KW: Welche VT-Technologien haben Sie im Laufe Ihrer Karriere am meisten umwälzend beeinflusst?
AW: Ich werde nicht gern älter, aber ich kann mich noch daran erinnern, wie ich zum ersten Mal in einem Aufzugsmaschinenraum in einem Hochhaus ging und die riesigen Schaltschränke voller klappernder Relais, die getriebelosen Gleichstrommaschinen und Motorgeneratorsätze mit Kohlebürsten und die mechanischen Wahlschalter mit Direktverbindungen zu den Aufzugskabinen sah. Der Kohlenstaub und der Lärm aller beweglichen Teile sind weit entfernt von den modernen Maschinenräumen von heute mit computergesteuerten Steuerungen und Wechselstrommaschinen. Die Räume sind nahezu still und makellos.
Auch die Einführung der Zielortssteuerung war eine der einschneidendsten Veränderungen im Aufzugsbau. Ich erinnere mich, dass ich in den 10er Jahren zum ersten Mal davon gelesen habe (Schindler Miconic 1990) und mich gefragt habe, ob es sich jemals durchsetzen würde. Würden sich die Leute wohlfühlen, wenn sie Aufzüge ohne Knöpfe benutzen würden? Heute ist das in Büros der Klasse A die Norm.
KW: Bitte erinnere mich daran, wo du zu Hause bist.
AW: Ich lebe in Vancouver, BC – einer wunderschönen Gegend. Ich habe vor, hier meinen Wohnsitz zu behalten, aber wie jeder, der im Winter hier war, weiß, kann der Regen manchmal ziemlich heftig sein, also habe ich vor, in den Wintermonaten viel zu reisen und die Sommer in Vancouver zu genießen.
Es ist großartig, Projekte zu besuchen und zu wissen, dass man zu ihrem Erfolg beigetragen hat.
KW: Was sind Ihre Pläne nach der Pensionierung?

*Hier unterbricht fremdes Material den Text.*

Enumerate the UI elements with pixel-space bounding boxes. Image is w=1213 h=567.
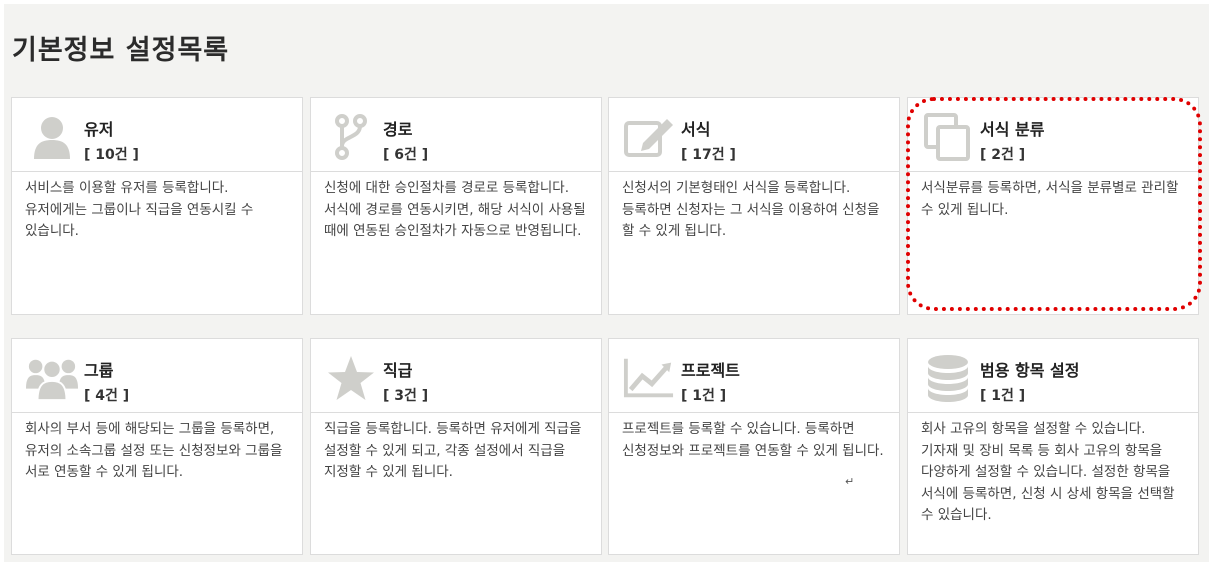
card-group[interactable]: 그룹 [ 4건 ] 회사의 부서 등에 해당되는 그룹을 등록하면, 유저의 소… [11,338,303,555]
group-icon [26,353,78,403]
database-icon [922,353,974,403]
card-count: [ 1건 ] [681,388,727,404]
card-position[interactable]: 직급 [ 3건 ] 직급을 등록합니다. 등록하면 유저에게 직급을 설정할 수… [310,338,602,555]
star-icon [325,353,377,403]
card-title: 서식 분류 [980,120,1045,139]
copy-icon [922,112,974,162]
card-title: 서식 [681,120,711,139]
card-description: 서식분류를 등록하면, 서식을 분류별로 관리할 수 있게 됩니다. [921,180,1179,218]
card-description: 프로젝트를 등록할 수 있습니다. 등록하면 신청정보와 프로젝트를 연동할 수… [622,421,884,459]
card-count: [ 10건 ] [84,147,139,163]
card-title: 프로젝트 [681,361,740,380]
card-header: 직급 [ 3건 ] [311,339,601,413]
card-title: 경로 [383,120,413,139]
card-count: [ 2건 ] [980,147,1026,163]
card-header: 범용 항목 설정 [ 1건 ] [908,339,1198,413]
card-general-items[interactable]: 범용 항목 설정 [ 1건 ] 회사 고유의 항목을 설정할 수 있습니다. 기… [907,338,1199,555]
user-icon [26,112,78,162]
card-header: 그룹 [ 4건 ] [12,339,302,413]
card-header: 프로젝트 [ 1건 ] [609,339,899,413]
card-description: 서비스를 이용할 유저를 등록합니다. 유저에게는 그룹이나 직급을 연동시킬 … [25,180,254,239]
card-header: 서식 [ 17건 ] [609,98,899,172]
return-mark: ↵ [845,475,855,488]
card-form-category[interactable]: 서식 분류 [ 2건 ] 서식분류를 등록하면, 서식을 분류별로 관리할 수 … [907,97,1199,315]
card-route[interactable]: 경로 [ 6건 ] 신청에 대한 승인절차를 경로로 등록합니다. 서식에 경로… [310,97,602,315]
card-count: [ 1건 ] [980,388,1026,404]
card-form[interactable]: 서식 [ 17건 ] 신청서의 기본형태인 서식을 등록합니다. 등록하면 신청… [608,97,900,315]
card-count: [ 4건 ] [84,388,130,404]
page-title: 기본정보 설정목록 [12,35,230,66]
card-title: 직급 [383,361,413,380]
card-count: [ 17건 ] [681,147,736,163]
card-description: 신청서의 기본형태인 서식을 등록합니다. 등록하면 신청자는 그 서식을 이용… [622,180,880,239]
card-count: [ 3건 ] [383,388,429,404]
card-description: 회사의 부서 등에 해당되는 그룹을 등록하면, 유저의 소속그룹 설정 또는 … [25,421,283,480]
edit-form-icon [623,112,675,162]
card-count: [ 6건 ] [383,147,429,163]
card-project[interactable]: 프로젝트 [ 1건 ] 프로젝트를 등록할 수 있습니다. 등록하면 신청정보와… [608,338,900,555]
card-header: 서식 분류 [ 2건 ] [908,98,1198,172]
line-chart-icon [623,353,675,403]
card-header: 경로 [ 6건 ] [311,98,601,172]
card-title: 유저 [84,120,114,139]
card-user[interactable]: 유저 [ 10건 ] 서비스를 이용할 유저를 등록합니다. 유저에게는 그룹이… [11,97,303,315]
card-description: 신청에 대한 승인절차를 경로로 등록합니다. 서식에 경로를 연동시키면, 해… [324,180,586,239]
card-description: 회사 고유의 항목을 설정할 수 있습니다. 기자재 및 장비 목록 등 회사 … [921,421,1175,523]
card-description: 직급을 등록합니다. 등록하면 유저에게 직급을 설정할 수 있게 되고, 각종… [324,421,582,480]
card-title: 그룹 [84,361,114,380]
card-header: 유저 [ 10건 ] [12,98,302,172]
branch-icon [325,112,377,162]
card-title: 범용 항목 설정 [980,361,1080,380]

AW: Wie gesagt, ich habe vor, so viel wie möglich zu reisen, vor allem im Winter. Meine Tochter arbeitet in England für eine große Fluggesellschaft, daher freue ich mich darauf, den Familientarifrabatt nutzen zu können. Meine erste Reise nach London, um Weihnachten mit meiner Tochter zu verbringen, ist bereits geplant.
KW: Welche Bücher lesen Sie gerade?
AW: Im Moment lese ich Die Kolonie der Guten Hoffnung von Kim Leine. Es ist ein dänischer Roman über den Kolonialismus in Grönland im 1800. Jahrhundert.
KW: Gibt es Aktivitäten auf Ihrer „Löffelliste“, wie z. B. eine größere Reise, die Sie jetzt in Angriff nehmen möchten, da die Arbeit Ihnen keine Chance lässt?
AW: Ich gehe gern zu großen Sportveranstaltungen. Ich war zweimal beim Golfturnier The Open Championship in Schottland und beim Wimbledon-Tennisturnier in England. Ich würde gern zum Tennisturnier The Australian Open in Melbourne, Australien, sowie zum Golfturnier Masters Tournament in Georgia gehen. Ich habe auch eine Liste mit Orten, die ich auf der ganzen Welt besuchen möchte, und wenn ich in Vancouver bin, möchte ich an meinem Golfspiel arbeiten. Ich spiele gern Tennis, aber ich sehe Pickleball als meine Zukunft!